Jangan Salah Langkah Berinvestasi

Ilustrasi arah investasi
Sumber :
  • Pixabay

VIVA – Saat ini perkembangan teknologi semakin memudahkan berbagai kalangan untuk berinvestasi. Pada dasarnya, investasi merupakan suatu usaha yang dilakukan seseorang untuk melindungi nilai aset yang dimilikinya.

Investasi juga bertujuan untuk mendapatkan keuntungan atau menambah nilai aset dari modal awal yang dikeluarkan oleh si pemilik. Saat ini, sudah banyak orang yang menyadari pentingnya berinvestasi. Salah satunya dana pensiun.

Baca: Laris Manis, Perusahaan Ini Jadi Rebutan Investor Global

Guru Besar Keuangan dan Pasar Modal Fakultas Ekonomi dan Bisnis Universitas Indonesia, Budi Frensidy menuturkan, beberapa instrumen di pasar keuangan bisa menjadi pilihan, dengan catatan memiliki risiko kecil.

Sebut saja Surat Berharga Negara (SBN), Surat Utang Negara (SUN), Surat Berharga Syariah Negara (SBSN), Obligasi Negara Ritel (ORI), serta obligasi korporasi berperingkat AAA. Mengenai investasi dana pensiun milik perusahaan pelat merah, ia mengatakan harus lebih likuid.

Namun, dana pensiun BUMN bisa ditempatkan di pasar uang seperti deposito. Meski begitu Budi mengingatkan satu hal. “Untuk investasi jangka pendek, tidaklah bijak (dana pensiun BUMN) ditempatkan di saham dan properti,” kata dia, Jumat, 16 Oktober 2020.

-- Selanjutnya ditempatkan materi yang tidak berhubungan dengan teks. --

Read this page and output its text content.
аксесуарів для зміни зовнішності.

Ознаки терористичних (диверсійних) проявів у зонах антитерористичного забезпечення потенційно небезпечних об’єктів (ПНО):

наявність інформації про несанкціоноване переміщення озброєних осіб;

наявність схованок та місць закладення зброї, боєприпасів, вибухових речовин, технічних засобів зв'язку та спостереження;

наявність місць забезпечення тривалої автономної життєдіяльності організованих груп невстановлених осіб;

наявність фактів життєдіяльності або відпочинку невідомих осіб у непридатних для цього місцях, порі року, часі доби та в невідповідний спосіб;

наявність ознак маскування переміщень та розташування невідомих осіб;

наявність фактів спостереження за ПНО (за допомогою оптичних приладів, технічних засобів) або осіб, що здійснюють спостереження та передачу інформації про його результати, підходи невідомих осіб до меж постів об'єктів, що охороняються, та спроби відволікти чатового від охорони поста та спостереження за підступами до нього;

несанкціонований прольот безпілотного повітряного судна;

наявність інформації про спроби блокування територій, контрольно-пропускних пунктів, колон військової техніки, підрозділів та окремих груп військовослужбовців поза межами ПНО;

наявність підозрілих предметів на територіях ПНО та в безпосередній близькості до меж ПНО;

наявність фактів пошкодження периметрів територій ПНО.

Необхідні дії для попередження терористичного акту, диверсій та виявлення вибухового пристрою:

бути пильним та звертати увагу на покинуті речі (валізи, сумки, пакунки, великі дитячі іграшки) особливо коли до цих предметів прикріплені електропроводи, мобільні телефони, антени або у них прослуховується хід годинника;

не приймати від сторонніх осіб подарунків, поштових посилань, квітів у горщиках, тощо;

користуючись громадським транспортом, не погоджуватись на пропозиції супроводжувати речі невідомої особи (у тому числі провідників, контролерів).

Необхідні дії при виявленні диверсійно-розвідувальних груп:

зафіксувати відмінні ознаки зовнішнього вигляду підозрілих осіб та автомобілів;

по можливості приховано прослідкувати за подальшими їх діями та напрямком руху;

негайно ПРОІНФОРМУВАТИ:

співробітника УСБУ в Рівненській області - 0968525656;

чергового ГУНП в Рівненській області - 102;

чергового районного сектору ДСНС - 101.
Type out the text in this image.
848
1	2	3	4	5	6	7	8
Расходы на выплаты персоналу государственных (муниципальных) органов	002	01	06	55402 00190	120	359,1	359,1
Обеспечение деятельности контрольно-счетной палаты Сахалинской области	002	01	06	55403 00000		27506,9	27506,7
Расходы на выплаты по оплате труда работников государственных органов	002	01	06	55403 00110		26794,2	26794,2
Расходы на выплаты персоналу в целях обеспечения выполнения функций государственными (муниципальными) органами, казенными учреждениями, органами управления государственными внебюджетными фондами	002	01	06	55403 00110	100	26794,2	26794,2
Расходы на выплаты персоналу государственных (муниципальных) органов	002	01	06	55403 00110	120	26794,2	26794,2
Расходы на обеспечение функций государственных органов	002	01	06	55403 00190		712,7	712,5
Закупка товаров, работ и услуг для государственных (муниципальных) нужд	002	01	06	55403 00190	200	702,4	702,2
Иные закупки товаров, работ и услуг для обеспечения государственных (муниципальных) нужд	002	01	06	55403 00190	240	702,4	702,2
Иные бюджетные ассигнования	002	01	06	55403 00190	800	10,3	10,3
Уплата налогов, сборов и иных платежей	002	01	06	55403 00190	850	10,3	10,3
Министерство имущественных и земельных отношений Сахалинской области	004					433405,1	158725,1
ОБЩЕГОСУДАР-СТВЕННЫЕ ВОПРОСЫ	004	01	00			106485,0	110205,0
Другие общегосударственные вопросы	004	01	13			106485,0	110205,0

Data terakhir menunjukkan, dana pensiun BUMN mencapai Rp149 triliun atau 52 persen dari total dana pensiun di Indonesia yang nilainya mencapai Rp289 triliun. Dari dana pensiun BUMN yang sebesar itu, sekitar 68 persen atau Rp101 triliun adalah Dana Pensiun Pemberi Kerja Manfaat Pasti (DPPK MP).

Akan tetapi, sekitar 67 persen DPPK MP BUMN memiliki rasio kecukupan dana (RKD) di bawah 100 persen. Sedangkan RKD merupakan salah satu ukuran kesehatan DPPK MP. RKD adalah rasio kekayaan Dana Pensiun dibagi dengan kewajiban Dana Pensiun.

Baca juga: Investor Gojek Lagi-lagi Suntik Induk Usaha Rumah.com Triliunan Rupiah

Jika RKD mencapai 100 persen atau lebih, maka pendanaan Dana Pensiun dalam keadaan dana terpenuhi (fully funded). Jika RKD berada di bawah 100 persen, pendanaan Dana Pensiun disebut dalam keadaan dana tidak terpenuhi (unfunded).

Sedangkan selisih kurang antara kekayaan Dana Pensiun dengan kewajibannya disebut kekurangan pendanaan (defisit). Adapun total defisit DPPK MP BUMN cenderung membesar.

Sementara itu, terjadi pula penambahan jumlah DPPK MP BUMN yang masuk dalam kategori Dana Pensiun dengan RKD di bawah 100 persen. Menurut Budi, RKD DPPK MP BUMN yang berada di bawah 100 persen disebabkan oleh pertumbuhan gaji yang lebih besar dari asumsi dan return yang lebih rendah dari target budget.

“Jadi, dana pensiun yang tadinya fully funded bisa berubah dalam satu tahun atau beberapa waktu ke depan menjadi unfunded. Untuk mengatasi RKD di bawah 100 persen, perlu ada injeksi atau setoran tambahan agar kekurangan tersebut bisa tertutupi," jelasnya.

Ia pun memperkirakan, lebih dari 80 persen DPPK MP BUMN memiliki portofolio investasi dalam bentuk penyertaan langsung dan tanah atau bangunan. Padahal, investasi tersebut tergolong kurang likuid, sehingga cenderung kurang optimal. Hal tersebut dikhawatirkan dapat berdampak terhadap likuiditas dana pensiun.

"Oleh karena itu dibutuhkan semacam arahan investasi untuk DPPK MP BUMN agar penempatan investasi dana pensiun lebih aman dan pengawasan lebih optimal," ungkap Budi.